In a recent workshop, we challenged a group of young people to think about this problem from a different perspective – what if women were not expected to take on caring and domestic work, and they were supported to participate fully in the formal workforce?  

 

One way in which this could become possible is through the introduction of universal free childcare. The Victorian Government have already committed to funding free kindergarten for children in 2021 in a positive first step on the road to recovery from Covid-19. Early childhood education and care is essential for the positive development of young children, and should be an available option for all families, regardless of their ability to pay.  

 

Another way in which families can be supported is through the implementation of workplace policies and practices that support all parents, regardless of their gender, to take time off work to care for children.

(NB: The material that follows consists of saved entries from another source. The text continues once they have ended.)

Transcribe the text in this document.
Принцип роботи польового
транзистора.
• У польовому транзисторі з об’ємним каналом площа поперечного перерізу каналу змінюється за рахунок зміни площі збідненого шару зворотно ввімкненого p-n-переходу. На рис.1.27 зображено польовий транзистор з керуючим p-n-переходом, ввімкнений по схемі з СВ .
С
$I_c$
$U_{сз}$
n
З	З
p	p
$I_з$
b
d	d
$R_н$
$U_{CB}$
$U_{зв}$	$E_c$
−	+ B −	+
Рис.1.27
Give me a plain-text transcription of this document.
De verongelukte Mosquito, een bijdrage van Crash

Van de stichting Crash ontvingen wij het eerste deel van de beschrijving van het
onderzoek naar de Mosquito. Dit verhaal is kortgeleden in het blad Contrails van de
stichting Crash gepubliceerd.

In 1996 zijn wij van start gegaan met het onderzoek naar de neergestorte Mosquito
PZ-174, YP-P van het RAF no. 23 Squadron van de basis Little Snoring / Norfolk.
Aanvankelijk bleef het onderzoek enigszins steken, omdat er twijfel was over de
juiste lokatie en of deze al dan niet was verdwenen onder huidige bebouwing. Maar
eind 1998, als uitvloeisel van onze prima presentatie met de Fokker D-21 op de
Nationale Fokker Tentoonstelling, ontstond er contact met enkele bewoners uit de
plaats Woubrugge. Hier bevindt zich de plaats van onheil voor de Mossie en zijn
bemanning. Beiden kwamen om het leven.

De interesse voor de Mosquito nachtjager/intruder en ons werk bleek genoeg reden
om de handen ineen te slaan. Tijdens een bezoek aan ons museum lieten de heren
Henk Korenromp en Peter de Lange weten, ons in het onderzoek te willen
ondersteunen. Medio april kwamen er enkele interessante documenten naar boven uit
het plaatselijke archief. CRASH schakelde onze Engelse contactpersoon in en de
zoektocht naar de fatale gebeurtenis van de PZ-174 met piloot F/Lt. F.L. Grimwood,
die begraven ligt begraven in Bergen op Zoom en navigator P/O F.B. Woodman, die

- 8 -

With men and fathers given the green light to take time off to care for their children, we create opportunities for their female partners and peers in the workplace. 

 

Outside of the home, the care workforce is predominantly female and entirely undervalued. In Victoria, four-fifths of employees in the health care and social assistance sector are women yet there is still a 15.2 per cent gender pay gap in favour of men. In addition, this workforce is made up of mostly part-time and casual workers, further impacting their ability to earn a full-time wage. 

 

Looking closely at the education sector, and in particular, preschool education – 86.7 per cent of the workforce is female, more than two-thirds (70.2 per cent) works casually or part-time, and the full-time gender wage gap is 28 per cent, in favour of men. What was that about being undervalued? 

 

This year, in recognition of 16 Days of Activism Against Gender-based Violence, we call on you to share and value care in your homes, families and communities. In your workplaces, we ask that you make it possible for others to share the care – talk to your workforce and understand how you can better support men, women and gender-diverse people to participate equally in care and domestic work.